By the time Coast Salish began to realize the implications of the changes brought by Europeans at ever-increasing rates, the time was late. After just five years, lands were occupied; the Treaty of Point Elliott was signed in 1855. There is question about its legitimacy, from the lack of understanding of the two sides about each other to the motivations of the U.S. government and its agents.[26] Whites recognized leaders more or less at their own choosing, bypassing what they saw as the maddening fluidity of tribal leadership. The potlatch was widely banned, and the longhouse soon suppressed.[17][23]

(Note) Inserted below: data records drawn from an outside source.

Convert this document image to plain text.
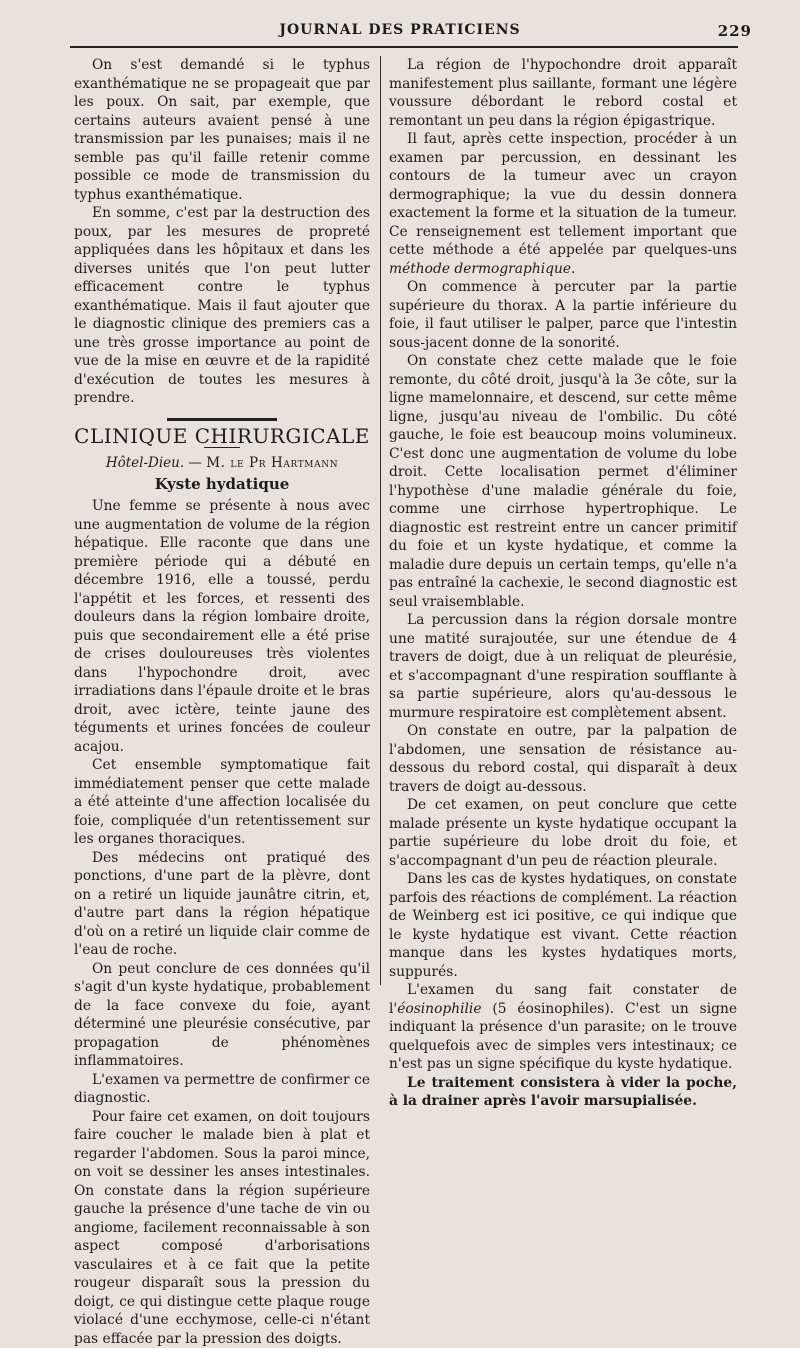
JOURNAL DES PRATICIENS	229

On s'est demandé si le typhus exanthématique ne se propageait que par les poux. On sait, par exemple, que certains auteurs avaient pensé à une transmission par les punaises; mais il ne semble pas qu'il faille retenir comme possible ce mode de transmission du typhus exanthématique.

En somme, c'est par la destruction des poux, par les mesures de propreté appliquées dans les hôpitaux et dans les diverses unités que l'on peut lutter efficacement contre le typhus exanthématique. Mais il faut ajouter que le diagnostic clinique des premiers cas a une très grosse importance au point de vue de la mise en œuvre et de la rapidité d'exécution de toutes les mesures à prendre.

CLINIQUE CHIRURGICALE
Hôtel-Dieu. — M. le Pr Hartmann
Kyste hydatique

Une femme se présente à nous avec une augmentation de volume de la région hépatique. Elle raconte que dans une première période qui a débuté en décembre 1916, elle a toussé, perdu l'appétit et les forces, et ressenti des douleurs dans la région lombaire droite, puis que secondairement elle a été prise de crises douloureuses très violentes dans l'hypochondre droit, avec irradiations dans l'épaule droite et le bras droit, avec ictère, teinte jaune des téguments et urines foncées de couleur acajou.

Cet ensemble symptomatique fait immédiatement penser que cette malade a été atteinte d'une affection localisée du foie, compliquée d'un retentissement sur les organes thoraciques.

Des médecins ont pratiqué des ponctions, d'une part de la plèvre, dont on a retiré un liquide jaunâtre citrin, et, d'autre part dans la région hépatique d'où on a retiré un liquide clair comme de l'eau de roche.

On peut conclure de ces données qu'il s'agit d'un kyste hydatique, probablement de la face convexe du foie, ayant déterminé une pleurésie consécutive, par propagation de phénomènes inflammatoires.

L'examen va permettre de confirmer ce diagnostic.

Pour faire cet examen, on doit toujours faire coucher le malade bien à plat et regarder l'abdomen. Sous la paroi mince, on voit se dessiner les anses intestinales. On constate dans la région supérieure gauche la présence d'une tache de vin ou angiome, facilement reconnaissable à son aspect composé d'arborisations vasculaires et à ce fait que la petite rougeur disparaît sous la pression du doigt, ce qui distingue cette plaque rouge violacé d'une ecchymose, celle-ci n'étant pas effacée par la pression des doigts.

La région de l'hypochondre droit apparaît manifestement plus saillante, formant une légère voussure débordant le rebord costal et remontant un peu dans la région épigastrique.

Il faut, après cette inspection, procéder à un examen par percussion, en dessinant les contours de la tumeur avec un crayon dermographique; la vue du dessin donnera exactement la forme et la situation de la tumeur. Ce renseignement est tellement important que cette méthode a été appelée par quelques-uns méthode dermographique.

On commence à percuter par la partie supérieure du thorax. A la partie inférieure du foie, il faut utiliser le palper, parce que l'intestin sous-jacent donne de la sonorité.

On constate chez cette malade que le foie remonte, du côté droit, jusqu'à la 3e côte, sur la ligne mamelonnaire, et descend, sur cette même ligne, jusqu'au niveau de l'ombilic. Du côté gauche, le foie est beaucoup moins volumineux. C'est donc une augmentation de volume du lobe droit. Cette localisation permet d'éliminer l'hypothèse d'une maladie générale du foie, comme une cirrhose hypertrophique. Le diagnostic est restreint entre un cancer primitif du foie et un kyste hydatique, et comme la maladie dure depuis un certain temps, qu'elle n'a pas entraîné la cachexie, le second diagnostic est seul vraisemblable.

La percussion dans la région dorsale montre une matité surajoutée, sur une étendue de 4 travers de doigt, due à un reliquat de pleurésie, et s'accompagnant d'une respiration soufflante à sa partie supérieure, alors qu'au-dessous le murmure respiratoire est complètement absent.

On constate en outre, par la palpation de l'abdomen, une sensation de résistance au-dessous du rebord costal, qui disparaît à deux travers de doigt au-dessous.

De cet examen, on peut conclure que cette malade présente un kyste hydatique occupant la partie supérieure du lobe droit du foie, et s'accompagnant d'un peu de réaction pleurale.

Dans les cas de kystes hydatiques, on constate parfois des réactions de complément. La réaction de Weinberg est ici positive, ce qui indique que le kyste hydatique est vivant. Cette réaction manque dans les kystes hydatiques morts, suppurés.

L'examen du sang fait constater de l'éosinophilie (5 éosinophiles). C'est un signe indiquant la présence d'un parasite; on le trouve quelquefois avec de simples vers intestinaux; ce n'est pas un signe spécifique du kyste hydatique.

Le traitement consistera à vider la poche, à la drainer après l'avoir marsupialisée.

Prominent contact-era Duwamish people
The role of the most famous of the Duwamish, Chief Seattle (b. c. 1784, d. 1866; see below for more detailed discussion of his name), is complex and enigmatic.[27] Chief Seattle's mother Sholeetsa was of the People of the Inside and his father Shweabe was si'ab ("high status man") of the Suquamish. Chief Seattle's career earned and validated his inherited status. As an adult he was among the leaders of his people from the times they were the People of the Inside and the People of the Large Lake to becoming known as the Duwamish tribe. Chief Seattle had two wives and seven children, probably the most famous being his daughter, known as Princess Angeline. Some of the family tree of Chief Seattle is known today.
Chudups John and others in a canoe on Lake Union, Seattle, c. 1885
Duwamish man & woman, Old Tom and Madeline, Portage Bay, Seattle, c 1904. "Old Tom" is almost certainly Chudups John.
Hwehlchtid, known as "Salmon Bay Charlie," of the shill-shohl-AHBSH lived in the village of shill-SHOHL on the southern shore Salmon Bay, and was very loath to leave. (The village near today's Hiram M. Chittenden Locks lends its name to today's Shilshole Bay, immediately northwest of Salmon Bay.) Charlie and his wife Chilohleet'sa (Madelline) remained in their traditional homeland long after others of their tribe had moved away. In about 1905, long-time Seattle Times photographers Ira Webster and Nelson Stevens photographed Salmon Bay Charlie's house at Shilshole with a canoe anchored offshore.[33]